Op een zeker moment kan het vermoeden ontstaan dat er wat mis is met de fundering van de VvE. Scheurvorming, verzakkingen, geruchten van buren, deuren en ramen gaan klemmen, er ontstaan scheuren en het complex verzakt (meestal ongelijkmatig) of u woont in een door de gemeente aangemerkt risicogebied.
De symptomen voor problemen aan het fundament van de VvE zijn divers en regelmatig is het een combinatie van signalen dat er iets mis is met het fundament. De confrontatie met (mogelijke) funderingsproblemen is uitermate vervelen, en de eerste gedachte schiet wellicht wel door uw hoofd. Mogelijk staat uw VvE op instorten.
Belangrijkste oorzaken
De meeste funderingsproblemen bij huizen met houten palen worden veroorzaakt doordat het grondwater waarin de houten palen dienen te staan, verlaagd is. Dit kan o.a. gebeuren door lekke, drainerende riolen, te laag afgestelde drainages, verlaging van het oppervlaktewater, bemalingen en bouwputten.
De aansprakelijkheid voor schade door te lage grondwaterstand is slecht geregeld in Nederland. Zo heeft de gemeente een zorgplicht voor het grondwater in openbaar gebied, maar is de eigenaar van een perceel met gebouw verantwoordelijk voor het grondwater vanaf de erfgrens. De eigenaar is ook verantwoordelijk voor de eigen fundering.

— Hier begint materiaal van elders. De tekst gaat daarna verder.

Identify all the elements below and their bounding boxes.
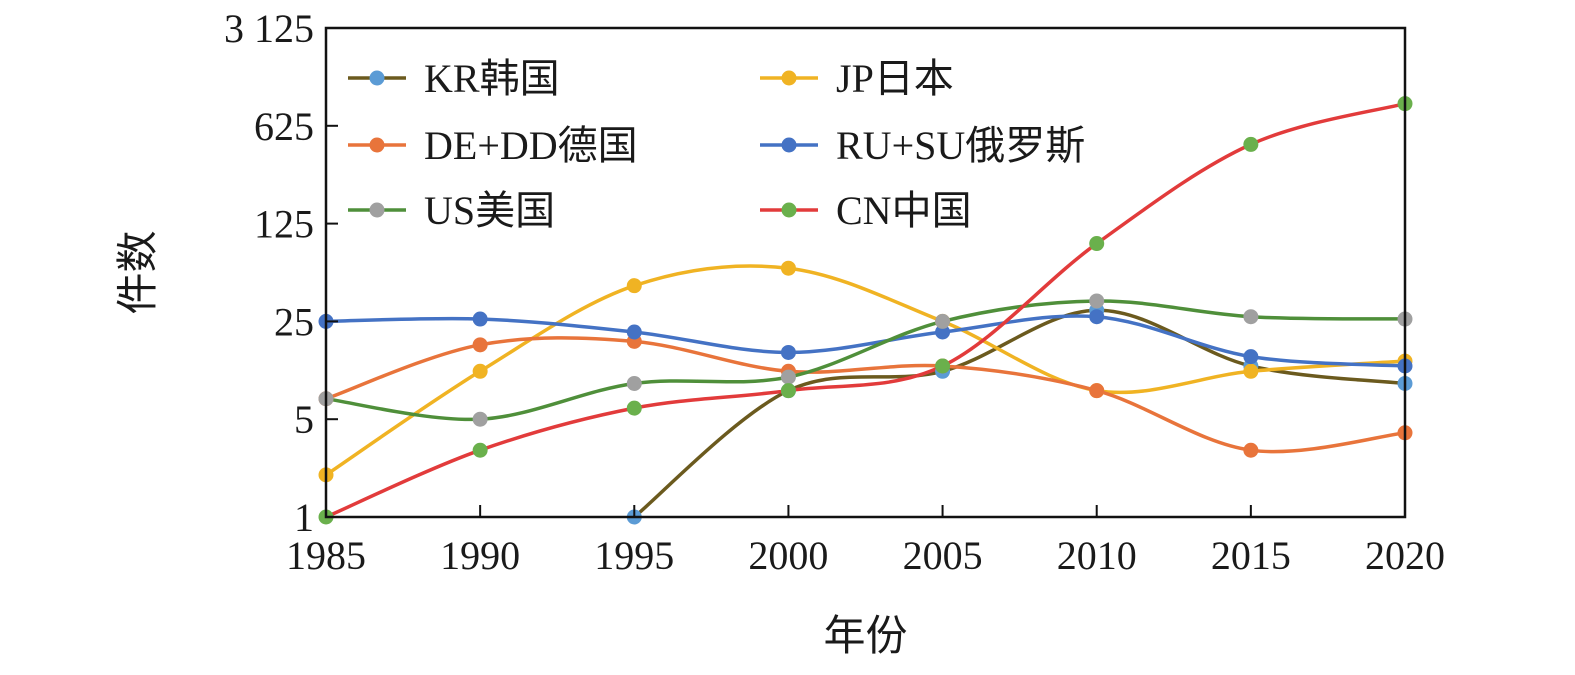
legend-item: US美国 bbox=[348, 188, 555, 233]
y-tick-label: 1 bbox=[294, 495, 314, 540]
legend-marker bbox=[781, 70, 797, 86]
y-tick-label: 25 bbox=[274, 299, 314, 344]
data-point bbox=[780, 369, 796, 385]
data-point bbox=[780, 344, 796, 360]
legend-item: KR韩国 bbox=[348, 56, 560, 101]
data-point bbox=[1243, 442, 1259, 458]
x-tick-label: 2010 bbox=[1057, 533, 1137, 578]
legend-label: KR韩国 bbox=[424, 56, 560, 101]
x-axis-title: 年份 bbox=[823, 613, 907, 660]
data-point bbox=[472, 311, 488, 327]
legend-marker bbox=[369, 202, 385, 218]
series-line bbox=[324, 299, 1407, 422]
data-point bbox=[1089, 383, 1105, 399]
legend-marker bbox=[781, 137, 797, 153]
legend-label: RU+SU俄罗斯 bbox=[836, 123, 1085, 168]
series-lines bbox=[324, 101, 1407, 519]
data-point bbox=[472, 442, 488, 458]
y-tick-label: 3 125 bbox=[224, 6, 314, 51]
legend-label: CN中国 bbox=[836, 188, 972, 233]
legend-item: DE+DD德国 bbox=[348, 123, 638, 168]
legend-item: RU+SU俄罗斯 bbox=[760, 123, 1085, 168]
data-point bbox=[472, 337, 488, 353]
x-tick-label: 1995 bbox=[594, 533, 674, 578]
x-tick-label: 1985 bbox=[286, 533, 366, 578]
data-point bbox=[1243, 309, 1259, 325]
data-point bbox=[1243, 136, 1259, 152]
series-line bbox=[324, 314, 1407, 368]
legend-label: DE+DD德国 bbox=[424, 123, 638, 168]
data-point bbox=[1089, 293, 1105, 309]
y-tick-label: 5 bbox=[294, 397, 314, 442]
data-point bbox=[935, 313, 951, 329]
series-line bbox=[324, 101, 1407, 519]
data-point bbox=[780, 260, 796, 276]
legend-label: US美国 bbox=[424, 188, 555, 233]
legend-marker bbox=[369, 137, 385, 153]
data-point bbox=[472, 411, 488, 427]
series-line bbox=[324, 264, 1407, 477]
legend-marker bbox=[781, 202, 797, 218]
data-point bbox=[626, 324, 642, 340]
data-point bbox=[1243, 349, 1259, 365]
y-axis: 1 5 25 125 625 3 125 bbox=[224, 6, 338, 540]
legend-item: JP日本 bbox=[760, 56, 954, 101]
data-point bbox=[780, 383, 796, 399]
data-point bbox=[626, 375, 642, 391]
data-point bbox=[472, 363, 488, 379]
x-tick-label: 2020 bbox=[1365, 533, 1445, 578]
legend-item: CN中国 bbox=[760, 188, 972, 233]
plot-area-frame bbox=[324, 26, 1407, 519]
data-point bbox=[935, 324, 951, 340]
legend-label: JP日本 bbox=[836, 56, 954, 101]
data-point bbox=[1089, 236, 1105, 252]
x-tick-label: 2015 bbox=[1211, 533, 1291, 578]
series-markers bbox=[318, 96, 1413, 525]
data-point bbox=[935, 358, 951, 374]
series-line bbox=[324, 336, 1407, 454]
data-point bbox=[626, 278, 642, 294]
x-tick-label: 2005 bbox=[903, 533, 983, 578]
y-axis-title: 件数 bbox=[116, 230, 162, 314]
y-tick-label: 125 bbox=[254, 202, 314, 247]
x-tick-label: 1990 bbox=[440, 533, 520, 578]
legend: KR韩国 JP日本 DE+DD德国 RU+SU俄罗斯 US美国 CN中国 bbox=[348, 56, 1085, 233]
data-point bbox=[626, 400, 642, 416]
x-tick-label: 2000 bbox=[748, 533, 828, 578]
y-tick-label: 625 bbox=[254, 104, 314, 149]
data-point bbox=[1243, 363, 1259, 379]
data-point bbox=[1089, 309, 1105, 325]
legend-marker bbox=[369, 70, 385, 86]
x-axis: 1985 1990 1995 2000 2005 2010 2015 2020 bbox=[286, 505, 1445, 578]
series-line bbox=[632, 308, 1407, 519]
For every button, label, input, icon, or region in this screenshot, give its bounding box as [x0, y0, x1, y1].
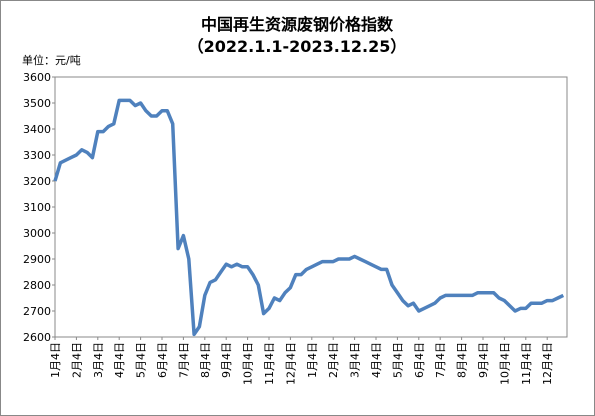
x-tick-label: 10月4日 [498, 342, 511, 385]
x-tick-label: 11月4日 [520, 342, 533, 385]
y-tick-label: 3400 [23, 123, 51, 136]
y-tick-label: 2600 [23, 331, 51, 344]
y-tick-label: 3200 [23, 175, 51, 188]
x-tick-label: 12月4日 [541, 342, 554, 385]
y-tick-label: 3500 [23, 97, 51, 110]
chart-subtitle: （2022.1.1-2023.12.25） [188, 37, 407, 56]
x-tick-label: 4月4日 [370, 342, 383, 378]
y-tick-label: 3300 [23, 149, 51, 162]
x-tick-label: 3月4日 [349, 342, 362, 378]
x-tick-label: 9月4日 [220, 342, 233, 378]
x-tick-label: 6月4日 [413, 342, 426, 378]
x-tick-label: 3月4日 [92, 342, 105, 378]
y-tick-label: 3600 [23, 71, 51, 84]
x-tick-label: 7月4日 [434, 342, 447, 378]
y-tick-label: 3100 [23, 201, 51, 214]
x-tick-label: 5月4日 [391, 342, 404, 378]
y-tick-label: 3000 [23, 227, 51, 240]
x-tick-label: 8月4日 [199, 342, 212, 378]
y-axis-label: 单位：元/吨 [22, 53, 81, 67]
x-tick-label: 6月4日 [156, 342, 169, 378]
x-tick-label: 9月4日 [477, 342, 490, 378]
y-tick-label: 2800 [23, 279, 51, 292]
x-tick-label: 10月4日 [242, 342, 255, 385]
data-line [53, 98, 565, 337]
x-tick-label: 1月4日 [306, 342, 319, 378]
chart-title: 中国再生资源废钢价格指数 [201, 15, 394, 34]
x-tick-label: 4月4日 [113, 342, 126, 378]
x-tick-label: 11月4日 [263, 342, 276, 385]
x-tick-label: 2月4日 [70, 342, 83, 378]
y-tick-label: 2700 [23, 305, 51, 318]
x-tick-label: 2月4日 [327, 342, 340, 378]
x-tick-label: 5月4日 [135, 342, 148, 378]
x-tick-label: 7月4日 [177, 342, 190, 378]
x-tick-label: 8月4日 [456, 342, 469, 378]
y-tick-label: 2900 [23, 253, 51, 266]
x-tick-label: 12月4日 [284, 342, 297, 385]
x-tick-label: 1月4日 [49, 342, 62, 378]
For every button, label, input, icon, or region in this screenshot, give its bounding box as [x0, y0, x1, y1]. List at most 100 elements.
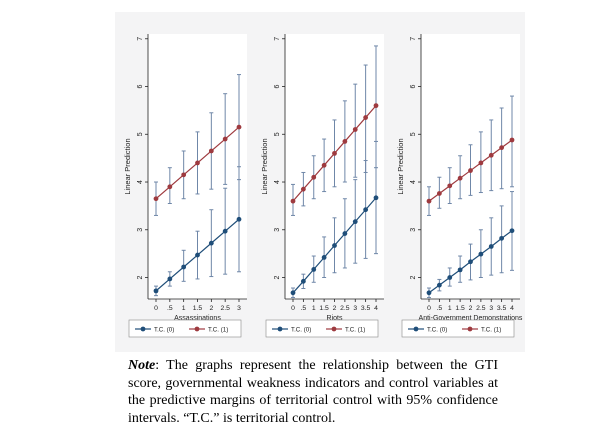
- x-tick-label: 1: [312, 305, 316, 312]
- y-tick-label: 7: [410, 37, 417, 41]
- note-label: Note: [128, 358, 156, 373]
- data-point: [222, 136, 228, 142]
- data-point: [181, 172, 187, 178]
- data-point: [509, 137, 515, 143]
- data-point: [447, 183, 453, 189]
- data-point: [167, 184, 173, 190]
- x-tick-label: 3: [237, 305, 241, 312]
- data-point: [332, 150, 337, 156]
- x-tick-label: 3: [353, 305, 357, 312]
- x-tick-label: 2.5: [340, 305, 350, 312]
- x-tick-label: 1.5: [193, 305, 203, 312]
- data-point: [352, 127, 358, 132]
- data-point: [478, 160, 484, 166]
- data-point: [509, 228, 515, 234]
- y-axis-title: Linear Prediction: [396, 138, 405, 194]
- data-point: [478, 251, 484, 257]
- legend-box: [401, 319, 515, 338]
- data-point: [332, 243, 337, 248]
- y-tick-label: 5: [410, 132, 417, 136]
- chart-panel-assassinations: 2 3 4 5 6 7 Linear Prediction 0 .5 1 1.5 2 2.5 3 Assas…: [115, 12, 252, 352]
- legend-label: T.C. (1): [208, 326, 228, 333]
- x-tick-label: 3: [489, 305, 493, 312]
- y-tick-label: 3: [137, 228, 144, 232]
- x-tick-label: 1.5: [319, 305, 329, 312]
- data-point: [499, 235, 505, 241]
- chart-svg: 2 3 4 5 6 7 Linear Prediction 0 .5 1 1.5 2 2.5 3 Assas…: [123, 34, 247, 338]
- y-tick-label: 3: [274, 228, 281, 232]
- data-point: [447, 275, 453, 280]
- data-point: [290, 198, 296, 204]
- x-tick-label: 2.5: [476, 305, 486, 312]
- legend-label: T.C. (0): [427, 326, 447, 333]
- figure: 2 3 4 5 6 7 Linear Prediction 0.5 1 1.5 2 2.5 3 Assas…: [115, 12, 525, 352]
- x-tick-label: 0: [291, 305, 295, 312]
- data-point: [208, 148, 214, 154]
- legend-label: T.C. (1): [345, 326, 365, 333]
- y-tick-label: 4: [137, 180, 144, 184]
- data-point: [436, 191, 442, 196]
- legend-marker: [277, 326, 283, 332]
- note-text: : The graphs represent the relationship …: [128, 358, 498, 426]
- y-tick-label: 7: [137, 37, 144, 41]
- y-tick-label: 6: [274, 84, 281, 88]
- chart-panel-demonstrations: 2 3 4 5 6 7 Linear Prediction 0.5 1 1.5 2 2.5 3 3.5 4 A…: [388, 12, 525, 352]
- data-point: [236, 216, 242, 222]
- data-point: [457, 175, 463, 181]
- data-point: [373, 195, 379, 201]
- y-tick-label: 5: [274, 132, 281, 136]
- data-point: [488, 244, 494, 249]
- y-tick-label: 5: [137, 132, 144, 136]
- y-tick-label: 6: [137, 84, 144, 88]
- y-tick-label: 4: [410, 180, 417, 184]
- chart-panel-riots: 2 3 4 5 6 7 Linear Prediction 0.5 1 1.5 2 2.5 3 3.5 4 R…: [252, 12, 389, 352]
- x-tick-label: 1: [448, 305, 452, 312]
- data-point: [236, 124, 242, 130]
- y-tick-label: 2: [274, 275, 281, 279]
- x-tick-label: 4: [510, 305, 514, 312]
- x-tick-label: .5: [167, 305, 173, 312]
- data-point: [468, 168, 473, 173]
- data-point: [290, 290, 296, 296]
- data-point: [195, 160, 200, 166]
- y-axis-title: Linear Prediction: [260, 138, 269, 194]
- x-tick-label: 1: [182, 305, 186, 312]
- y-tick-label: 6: [410, 84, 417, 88]
- x-tick-label: 0: [427, 305, 431, 312]
- data-point: [181, 264, 187, 270]
- legend-box: [265, 319, 379, 338]
- x-axis-title: Assassinations: [174, 315, 221, 322]
- y-axis-title: Linear Prediction: [123, 138, 132, 194]
- data-point: [363, 115, 369, 120]
- data-point: [300, 186, 306, 192]
- data-point: [373, 103, 379, 109]
- y-tick-label: 3: [410, 228, 417, 232]
- x-tick-label: .5: [437, 305, 443, 312]
- legend-marker: [140, 326, 146, 332]
- x-tick-label: 1.5: [455, 305, 465, 312]
- data-point: [488, 152, 494, 158]
- data-point: [499, 145, 505, 151]
- x-tick-label: 3.5: [497, 305, 507, 312]
- data-point: [153, 288, 159, 294]
- x-axis-title: Riots: [327, 315, 343, 322]
- data-point: [321, 162, 327, 168]
- x-tick-label: .5: [301, 305, 307, 312]
- data-point: [167, 276, 173, 282]
- data-point: [436, 282, 442, 288]
- legend-marker: [331, 326, 337, 332]
- data-point: [426, 198, 432, 204]
- data-point: [457, 267, 463, 273]
- x-tick-label: 2: [209, 305, 213, 312]
- legend-label: T.C. (0): [154, 326, 174, 333]
- data-point: [195, 252, 200, 258]
- figure-note: Note: The graphs represent the relations…: [128, 357, 498, 427]
- y-tick-label: 4: [274, 180, 281, 184]
- data-point: [208, 240, 214, 246]
- data-point: [426, 290, 432, 296]
- data-point: [311, 266, 317, 272]
- legend-marker: [194, 326, 200, 332]
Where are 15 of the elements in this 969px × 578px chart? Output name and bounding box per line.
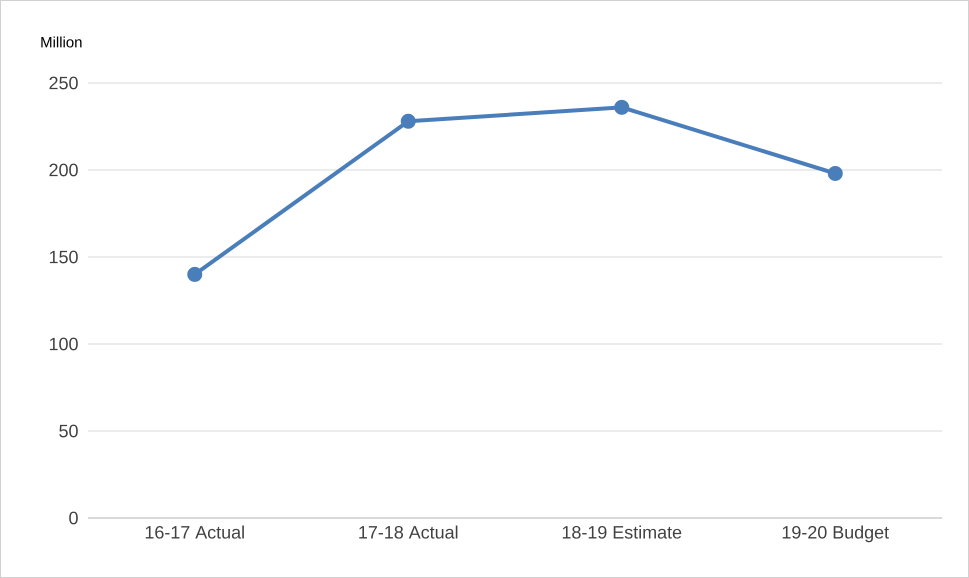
x-tick-label: 19-20 Budget (782, 526, 889, 542)
x-tick-label: 17-18 Actual (359, 526, 458, 539)
y-tick-label: 50 (59, 424, 78, 438)
y-axis-title: Million (41, 36, 82, 48)
y-tick-label: 200 (49, 164, 78, 176)
y-tick-label: 0 (69, 512, 78, 524)
y-tick-label: 150 (50, 250, 78, 264)
x-tick-label: 18-19 Estimate (562, 526, 682, 539)
y-tick-label: 250 (49, 76, 78, 90)
point (187, 266, 202, 282)
x-tick-label: 16-17 Actual (146, 526, 244, 539)
point (400, 114, 416, 129)
point (614, 100, 630, 115)
y-tick-label: 100 (50, 338, 78, 350)
point (828, 166, 843, 181)
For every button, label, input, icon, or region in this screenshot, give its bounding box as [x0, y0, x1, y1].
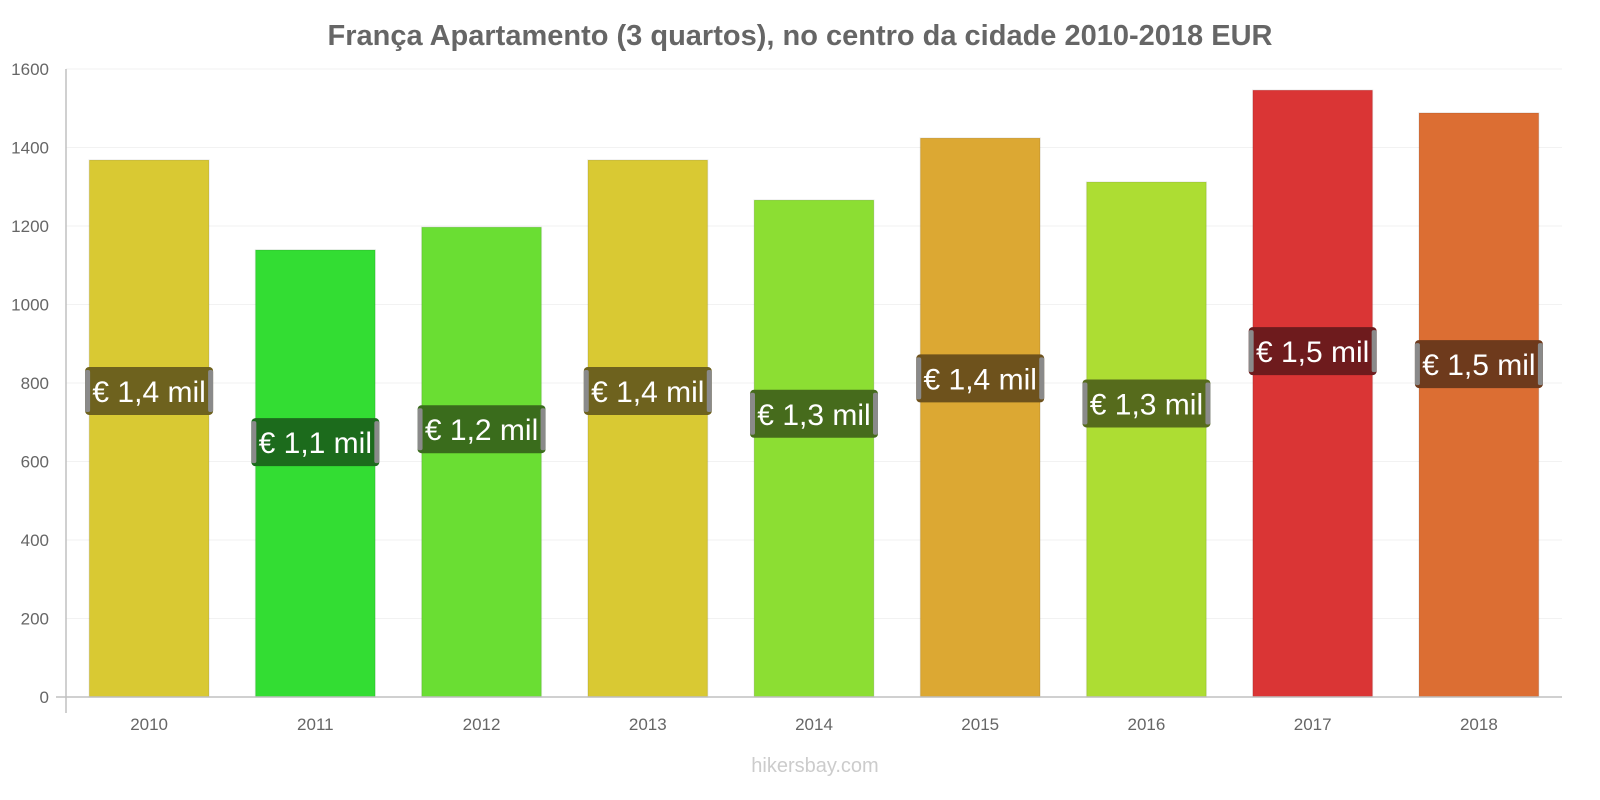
data-label-edge — [85, 369, 91, 412]
x-tick-label: 2013 — [629, 715, 667, 734]
data-label: € 1,2 mil — [425, 414, 538, 447]
data-label: € 1,3 mil — [1090, 388, 1203, 421]
chart-title: França Apartamento (3 quartos), no centr… — [328, 20, 1273, 52]
data-label: € 1,3 mil — [757, 399, 870, 432]
x-tick-label: 2018 — [1460, 715, 1498, 734]
data-label-edge — [1414, 343, 1420, 386]
data-label-edge — [1082, 382, 1088, 425]
data-label-edge — [583, 369, 589, 412]
x-tick-label: 2017 — [1294, 715, 1332, 734]
data-label-edge — [208, 369, 214, 412]
data-label-bg — [1414, 340, 1543, 389]
y-tick-label: 1200 — [11, 217, 49, 236]
y-tick-label: 1600 — [11, 60, 49, 79]
data-label-edge — [873, 392, 878, 435]
y-tick-label: 0 — [40, 688, 49, 707]
data-label-edge — [540, 408, 546, 451]
data-label-bg — [750, 389, 878, 438]
bar-2017 — [1252, 89, 1374, 698]
data-label-bg — [417, 405, 546, 454]
y-tick-label: 1000 — [11, 296, 49, 315]
x-tick-label: 2014 — [795, 715, 833, 734]
bars — [88, 89, 1540, 698]
bar-2011 — [254, 249, 376, 698]
data-label: € 1,4 mil — [92, 376, 205, 409]
watermark: hikersbay.com — [751, 755, 878, 777]
data-label: € 1,4 mil — [591, 376, 704, 409]
data-label-edge — [417, 408, 423, 451]
data-label: € 1,1 mil — [259, 427, 372, 460]
y-tick-label: 800 — [21, 374, 49, 393]
x-tick-label: 2010 — [130, 715, 168, 734]
data-label-edge — [251, 421, 257, 464]
data-label: € 1,5 mil — [1422, 349, 1535, 382]
data-label-edge — [1039, 357, 1045, 400]
y-axis-ticks: 0 200 400 600 800 1000 1200 1400 1600 — [11, 60, 49, 707]
data-label: € 1,5 mil — [1256, 336, 1369, 369]
bar-2018 — [1418, 112, 1540, 698]
y-tick-label: 600 — [21, 453, 49, 472]
data-label-bg — [583, 366, 712, 415]
data-label-edge — [750, 392, 755, 435]
data-label-edge — [1205, 382, 1211, 425]
data-labels: € 1,4 mil € 1,1 mil € 1,2 mil € 1,4 mil € 1,… — [85, 327, 1543, 467]
bar-2016 — [1085, 181, 1208, 698]
data-label-edge — [1537, 343, 1543, 386]
bar-2012 — [420, 226, 543, 698]
y-tick-label: 200 — [21, 610, 49, 629]
x-tick-label: 2012 — [463, 715, 501, 734]
data-label-edge — [1248, 330, 1254, 373]
x-tick-label: 2011 — [297, 715, 334, 734]
data-label: € 1,4 mil — [924, 363, 1037, 396]
data-label-edge — [706, 369, 712, 412]
data-label-bg — [1248, 327, 1377, 376]
bar-2014 — [753, 199, 875, 698]
y-tick-label: 1400 — [11, 139, 49, 158]
data-label-bg — [916, 354, 1045, 403]
data-label-bg — [85, 366, 214, 415]
x-tick-label: 2016 — [1128, 715, 1166, 734]
bar-2015 — [919, 137, 1041, 698]
data-label-bg — [251, 418, 380, 467]
data-label-bg — [1082, 379, 1211, 428]
x-axis-ticks: 2010 2011 2012 2013 2014 2015 2016 2017 2018 — [130, 715, 1498, 734]
data-label-edge — [1371, 330, 1377, 373]
bar-2010 — [88, 159, 210, 698]
y-tick-label: 400 — [21, 531, 49, 550]
x-tick-label: 2015 — [961, 715, 999, 734]
data-label-edge — [374, 421, 380, 464]
axes — [56, 69, 1562, 713]
bar-2013 — [587, 159, 709, 698]
data-label-edge — [916, 357, 922, 400]
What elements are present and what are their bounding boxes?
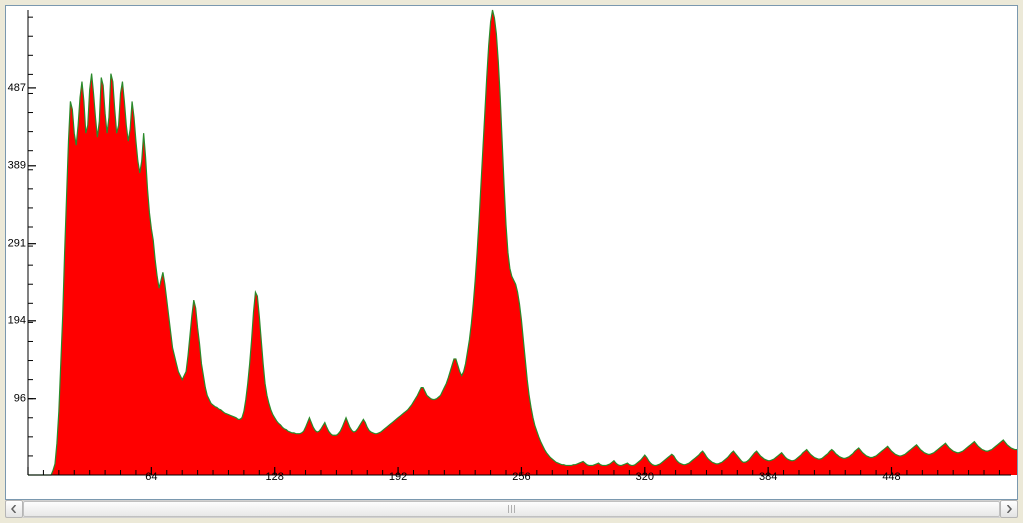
- svg-text:487: 487: [8, 82, 26, 94]
- chevron-right-icon: [1005, 505, 1013, 513]
- scrollbar-thumb[interactable]: [23, 501, 1000, 517]
- svg-text:192: 192: [389, 471, 407, 483]
- svg-text:291: 291: [8, 238, 26, 250]
- svg-text:194: 194: [8, 315, 26, 327]
- chart-panel: 64 128 192 256 320 384 448 96 194 291 389 487: [5, 5, 1018, 500]
- svg-text:96: 96: [14, 393, 26, 405]
- svg-text:64: 64: [145, 471, 157, 483]
- window: 64 128 192 256 320 384 448 96 194 291 389 487: [0, 0, 1023, 523]
- svg-text:128: 128: [266, 471, 284, 483]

Het komt ook voor dat houten palen aangetast zijn, terwijl ze wel voldoende onder grondwater staan. Vooral grenenhouten palen worden aangetast door bacteriën. Zelfs onder het grondwater tot aan de punt van de paal. De snelheid van bacteriële aantasting wordt bepaald door de lokale grondwaterstromingen en bodemsamenstelling.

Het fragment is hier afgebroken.